2 papers accepted to NIPS 2018 (5. Sep 2018)
Title: SEGA: Variance Reduction via Gradient Sketching, joint work with Konstantin MishchenkoPeter Richtárik

Title: Accelerated Stochastic Matrix Inversion: General Theory and Speeding up BFGS Rules for Faster Second-Order Optimization, joint work with Robert Gower, Sebastian Stich and Peter Richtárik

Paper out (10. Aug 2018)
Title: Accelerated Bregman Proximal Gradient Methods for Relatively Smooth Convex Optimization, joint work with Peter Richtárik and Lin Xiao

Amazon Research (15. Jun – 30. Sep 2018)
I have done an internship with an Amazon research team in Berlin for 3.5 months, under Rodolphe Jenatton. It was also my pleasure to work with Matthias Seeger and Cedric Archambeau. This is how Amazon stock dropped after I left: 

3 papers out (May 2018)
Title: A Nonconvex Projection Method for Robust PCA, joint work with Aritra Dutta and Peter Richtárik
Title: Accelerated Coordinate Descent with Arbitrary Sampling and Best Rates for Minibatches, joint work with Peter Richtárik
Title: SEGA: Variance Reduction via Gradient Sketching, joint work with Konstantin MishchenkoPeter Richtárik

Microsoft Research (Mar 2018)
I am visiting Lin Xiao for a week. We are working on the following project: Accelerated Relative Gradient Descent

Informs conference on Optimization (Mar 2018)
I am attending Informs Optimization conference (Denver, CO) chairing one session. Talk title: Randomized and Accelerated Algorithms for Minimizing Relatively Smooth Functions.

New paper out (Mar 2018)
Title: Fastest Rates for Stochastic Mirror Descent, joint work with Peter Richtárik

New paper out (Feb 2018)
Title: Accelerated Stochastic Matrix Inversion: General Theory and Speeding up BFGS Rules for Faster Second-Order Optimization, joint work with Robert Gower, Sebastian Stich and Peter Richtárik

Optimization and Big Data (Feb 2018)
I am attending OBD conference, giving a short talk together with a poster presentation on the following topic: Randomized and Accelerated Algorithms for Minimizing Relatively Smooth Functions 

End of Semester (Dec 2017)
I have passed KAUST qualifying exams, consisting of the following courses: Probability and Statistics, Numerical Linear Algebra and Partial Differential Equations

OMS conference (Dec 2017)
I am attending Optimization Methods and Software conference on Cuba.
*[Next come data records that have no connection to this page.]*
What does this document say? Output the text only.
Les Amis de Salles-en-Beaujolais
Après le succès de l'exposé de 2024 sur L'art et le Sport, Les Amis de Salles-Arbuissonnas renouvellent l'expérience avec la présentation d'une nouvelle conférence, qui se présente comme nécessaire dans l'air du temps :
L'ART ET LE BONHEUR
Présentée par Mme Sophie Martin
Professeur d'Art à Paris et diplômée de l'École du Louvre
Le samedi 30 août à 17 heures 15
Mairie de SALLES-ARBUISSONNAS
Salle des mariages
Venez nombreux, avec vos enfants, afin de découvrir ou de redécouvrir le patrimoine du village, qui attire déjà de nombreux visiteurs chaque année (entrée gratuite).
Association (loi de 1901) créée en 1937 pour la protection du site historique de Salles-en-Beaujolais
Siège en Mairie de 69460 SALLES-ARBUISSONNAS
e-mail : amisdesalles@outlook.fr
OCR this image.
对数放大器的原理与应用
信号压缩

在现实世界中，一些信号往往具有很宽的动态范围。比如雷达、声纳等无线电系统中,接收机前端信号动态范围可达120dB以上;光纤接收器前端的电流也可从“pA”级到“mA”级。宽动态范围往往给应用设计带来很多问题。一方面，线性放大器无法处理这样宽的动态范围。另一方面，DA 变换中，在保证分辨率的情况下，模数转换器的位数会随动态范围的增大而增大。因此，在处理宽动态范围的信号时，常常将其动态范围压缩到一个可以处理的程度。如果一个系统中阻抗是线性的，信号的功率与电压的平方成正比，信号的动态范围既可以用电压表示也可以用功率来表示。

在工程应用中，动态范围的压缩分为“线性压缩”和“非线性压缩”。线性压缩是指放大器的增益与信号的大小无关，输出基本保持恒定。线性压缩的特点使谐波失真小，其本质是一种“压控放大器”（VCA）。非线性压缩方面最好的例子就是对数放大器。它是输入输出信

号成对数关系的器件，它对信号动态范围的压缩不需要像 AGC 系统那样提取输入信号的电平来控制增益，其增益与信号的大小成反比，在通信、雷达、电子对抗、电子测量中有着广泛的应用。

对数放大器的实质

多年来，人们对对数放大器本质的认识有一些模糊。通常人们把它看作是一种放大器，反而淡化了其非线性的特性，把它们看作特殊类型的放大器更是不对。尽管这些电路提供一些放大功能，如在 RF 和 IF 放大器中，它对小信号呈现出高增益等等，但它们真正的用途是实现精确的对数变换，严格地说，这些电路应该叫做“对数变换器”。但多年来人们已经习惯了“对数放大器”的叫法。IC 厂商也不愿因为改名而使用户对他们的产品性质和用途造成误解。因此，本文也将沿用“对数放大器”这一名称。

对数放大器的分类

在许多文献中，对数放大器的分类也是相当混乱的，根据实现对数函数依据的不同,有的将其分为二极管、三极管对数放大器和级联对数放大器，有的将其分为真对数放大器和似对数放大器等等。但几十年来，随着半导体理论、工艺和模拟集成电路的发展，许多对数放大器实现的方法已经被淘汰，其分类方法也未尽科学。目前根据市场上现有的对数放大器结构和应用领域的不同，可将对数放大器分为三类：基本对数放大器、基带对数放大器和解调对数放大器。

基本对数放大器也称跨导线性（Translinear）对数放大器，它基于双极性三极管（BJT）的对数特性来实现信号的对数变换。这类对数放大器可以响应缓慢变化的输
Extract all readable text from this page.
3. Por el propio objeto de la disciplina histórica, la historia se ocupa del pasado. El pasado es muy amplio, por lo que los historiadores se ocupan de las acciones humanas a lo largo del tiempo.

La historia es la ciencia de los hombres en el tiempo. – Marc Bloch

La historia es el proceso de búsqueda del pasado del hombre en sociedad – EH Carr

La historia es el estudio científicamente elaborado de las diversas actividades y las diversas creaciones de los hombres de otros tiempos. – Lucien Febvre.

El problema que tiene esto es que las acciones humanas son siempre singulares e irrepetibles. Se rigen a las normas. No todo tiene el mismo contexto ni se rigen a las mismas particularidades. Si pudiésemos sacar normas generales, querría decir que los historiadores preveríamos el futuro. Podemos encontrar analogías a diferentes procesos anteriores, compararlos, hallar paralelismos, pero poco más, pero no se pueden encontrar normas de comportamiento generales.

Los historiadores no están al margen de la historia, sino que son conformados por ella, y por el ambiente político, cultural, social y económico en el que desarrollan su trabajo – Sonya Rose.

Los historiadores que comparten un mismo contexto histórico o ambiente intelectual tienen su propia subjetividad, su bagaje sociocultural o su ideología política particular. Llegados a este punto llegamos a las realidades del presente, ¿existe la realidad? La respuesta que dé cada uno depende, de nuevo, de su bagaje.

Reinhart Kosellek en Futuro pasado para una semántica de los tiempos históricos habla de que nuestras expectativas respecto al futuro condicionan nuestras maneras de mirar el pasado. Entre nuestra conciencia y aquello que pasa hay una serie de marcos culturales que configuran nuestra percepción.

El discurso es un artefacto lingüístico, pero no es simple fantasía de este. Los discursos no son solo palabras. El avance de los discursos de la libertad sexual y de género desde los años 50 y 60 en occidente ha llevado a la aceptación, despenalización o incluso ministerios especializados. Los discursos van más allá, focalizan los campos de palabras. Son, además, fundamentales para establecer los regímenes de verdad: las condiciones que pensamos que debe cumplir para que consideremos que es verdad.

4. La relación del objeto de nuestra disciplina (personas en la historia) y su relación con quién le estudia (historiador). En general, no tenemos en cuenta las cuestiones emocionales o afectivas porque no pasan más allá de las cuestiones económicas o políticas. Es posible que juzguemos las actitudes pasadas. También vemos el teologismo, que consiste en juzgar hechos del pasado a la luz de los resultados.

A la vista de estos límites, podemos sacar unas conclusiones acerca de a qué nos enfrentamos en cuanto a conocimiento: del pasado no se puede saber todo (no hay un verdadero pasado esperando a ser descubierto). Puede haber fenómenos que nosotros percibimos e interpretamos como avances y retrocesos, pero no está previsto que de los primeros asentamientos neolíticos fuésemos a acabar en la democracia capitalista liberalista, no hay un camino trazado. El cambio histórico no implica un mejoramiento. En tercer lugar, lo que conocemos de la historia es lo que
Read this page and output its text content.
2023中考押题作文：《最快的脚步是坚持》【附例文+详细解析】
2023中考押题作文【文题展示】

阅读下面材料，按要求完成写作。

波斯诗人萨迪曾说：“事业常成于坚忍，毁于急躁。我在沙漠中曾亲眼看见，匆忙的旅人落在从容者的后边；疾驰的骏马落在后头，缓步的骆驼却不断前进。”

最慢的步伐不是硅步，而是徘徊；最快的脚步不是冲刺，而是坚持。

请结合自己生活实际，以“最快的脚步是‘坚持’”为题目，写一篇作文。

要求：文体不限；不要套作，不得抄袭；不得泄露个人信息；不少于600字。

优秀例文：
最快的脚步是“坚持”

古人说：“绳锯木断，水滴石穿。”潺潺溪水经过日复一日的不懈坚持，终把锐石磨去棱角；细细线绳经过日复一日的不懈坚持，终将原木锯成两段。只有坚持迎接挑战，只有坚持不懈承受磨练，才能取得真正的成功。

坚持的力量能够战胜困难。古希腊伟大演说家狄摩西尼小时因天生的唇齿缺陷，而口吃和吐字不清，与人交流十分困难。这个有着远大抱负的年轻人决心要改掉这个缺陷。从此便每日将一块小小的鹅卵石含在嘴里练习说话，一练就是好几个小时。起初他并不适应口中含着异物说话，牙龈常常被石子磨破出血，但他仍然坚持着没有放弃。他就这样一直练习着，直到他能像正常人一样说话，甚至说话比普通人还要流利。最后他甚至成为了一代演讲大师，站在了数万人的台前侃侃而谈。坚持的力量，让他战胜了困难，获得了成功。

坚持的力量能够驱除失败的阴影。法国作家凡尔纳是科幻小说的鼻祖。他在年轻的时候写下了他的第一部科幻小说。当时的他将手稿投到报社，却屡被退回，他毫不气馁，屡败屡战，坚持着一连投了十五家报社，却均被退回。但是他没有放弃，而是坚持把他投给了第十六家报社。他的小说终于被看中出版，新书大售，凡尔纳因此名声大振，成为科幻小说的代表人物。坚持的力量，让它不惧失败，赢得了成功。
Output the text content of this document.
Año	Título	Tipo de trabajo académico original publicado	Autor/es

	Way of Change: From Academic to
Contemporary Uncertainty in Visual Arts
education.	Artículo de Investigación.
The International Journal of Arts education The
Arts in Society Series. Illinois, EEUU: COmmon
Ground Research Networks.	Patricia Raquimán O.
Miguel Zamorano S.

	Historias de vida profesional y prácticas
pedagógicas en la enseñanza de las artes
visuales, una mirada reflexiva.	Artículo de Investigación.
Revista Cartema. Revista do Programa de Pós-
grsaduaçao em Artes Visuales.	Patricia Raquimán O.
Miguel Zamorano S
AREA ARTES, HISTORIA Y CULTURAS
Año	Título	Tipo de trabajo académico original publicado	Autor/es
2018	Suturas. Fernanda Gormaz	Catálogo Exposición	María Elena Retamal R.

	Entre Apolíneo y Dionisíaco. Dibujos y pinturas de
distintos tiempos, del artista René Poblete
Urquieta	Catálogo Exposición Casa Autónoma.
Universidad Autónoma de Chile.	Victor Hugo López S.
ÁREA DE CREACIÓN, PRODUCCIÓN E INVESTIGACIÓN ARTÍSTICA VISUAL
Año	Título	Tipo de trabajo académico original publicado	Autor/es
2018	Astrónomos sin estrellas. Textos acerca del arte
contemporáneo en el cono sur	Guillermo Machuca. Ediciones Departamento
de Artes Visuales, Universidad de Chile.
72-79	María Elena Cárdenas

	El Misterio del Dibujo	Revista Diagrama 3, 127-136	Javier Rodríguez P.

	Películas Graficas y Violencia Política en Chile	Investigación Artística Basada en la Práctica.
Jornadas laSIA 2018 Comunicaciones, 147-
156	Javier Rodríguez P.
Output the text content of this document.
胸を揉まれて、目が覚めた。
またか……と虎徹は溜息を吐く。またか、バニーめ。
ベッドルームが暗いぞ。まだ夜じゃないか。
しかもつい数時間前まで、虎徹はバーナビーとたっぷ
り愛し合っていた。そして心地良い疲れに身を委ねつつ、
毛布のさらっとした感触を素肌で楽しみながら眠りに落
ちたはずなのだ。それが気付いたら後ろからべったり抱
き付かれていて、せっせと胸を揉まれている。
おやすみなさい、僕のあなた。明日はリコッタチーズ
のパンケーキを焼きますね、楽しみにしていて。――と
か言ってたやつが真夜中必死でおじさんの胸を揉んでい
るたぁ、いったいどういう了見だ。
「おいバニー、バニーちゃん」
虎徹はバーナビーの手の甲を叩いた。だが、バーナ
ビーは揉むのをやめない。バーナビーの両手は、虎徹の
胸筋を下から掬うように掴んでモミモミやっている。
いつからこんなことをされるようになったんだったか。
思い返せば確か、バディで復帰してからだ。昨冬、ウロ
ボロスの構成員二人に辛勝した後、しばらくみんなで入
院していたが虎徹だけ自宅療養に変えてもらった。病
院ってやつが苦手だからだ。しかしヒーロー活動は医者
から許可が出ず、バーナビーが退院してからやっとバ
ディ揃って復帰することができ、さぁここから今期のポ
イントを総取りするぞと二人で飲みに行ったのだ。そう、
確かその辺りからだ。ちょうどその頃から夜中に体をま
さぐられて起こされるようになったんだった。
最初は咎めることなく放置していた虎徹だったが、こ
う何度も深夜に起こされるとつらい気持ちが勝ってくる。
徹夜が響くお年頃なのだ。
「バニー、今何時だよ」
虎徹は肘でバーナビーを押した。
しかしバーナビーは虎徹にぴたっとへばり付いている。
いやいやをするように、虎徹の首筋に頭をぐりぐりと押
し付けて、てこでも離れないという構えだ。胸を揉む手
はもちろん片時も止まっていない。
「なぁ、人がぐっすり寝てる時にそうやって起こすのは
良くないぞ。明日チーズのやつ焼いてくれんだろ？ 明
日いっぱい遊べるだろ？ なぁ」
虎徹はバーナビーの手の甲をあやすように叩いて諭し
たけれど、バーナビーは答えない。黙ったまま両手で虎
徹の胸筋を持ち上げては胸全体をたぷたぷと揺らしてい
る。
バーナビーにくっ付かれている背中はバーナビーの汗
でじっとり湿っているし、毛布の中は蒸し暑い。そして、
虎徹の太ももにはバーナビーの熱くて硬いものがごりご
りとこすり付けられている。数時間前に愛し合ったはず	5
I am co-organizing one minisymposium, and giving a talk on: Randomized and Accelerated Algorithms for Minimizing Relatively Smooth Functions 

Group Seminar (Sep 2017 – Jun 2018)
I am organizing a group seminar at KAUST jointly with Aritra Dutta and Peter Richtárik. 

KAUST (Sep 2017 – Jul 2020)
I am joining KAUST. Officially I am starting a fresh PhD, practically I am transferring my PhD from University of Edinburgh.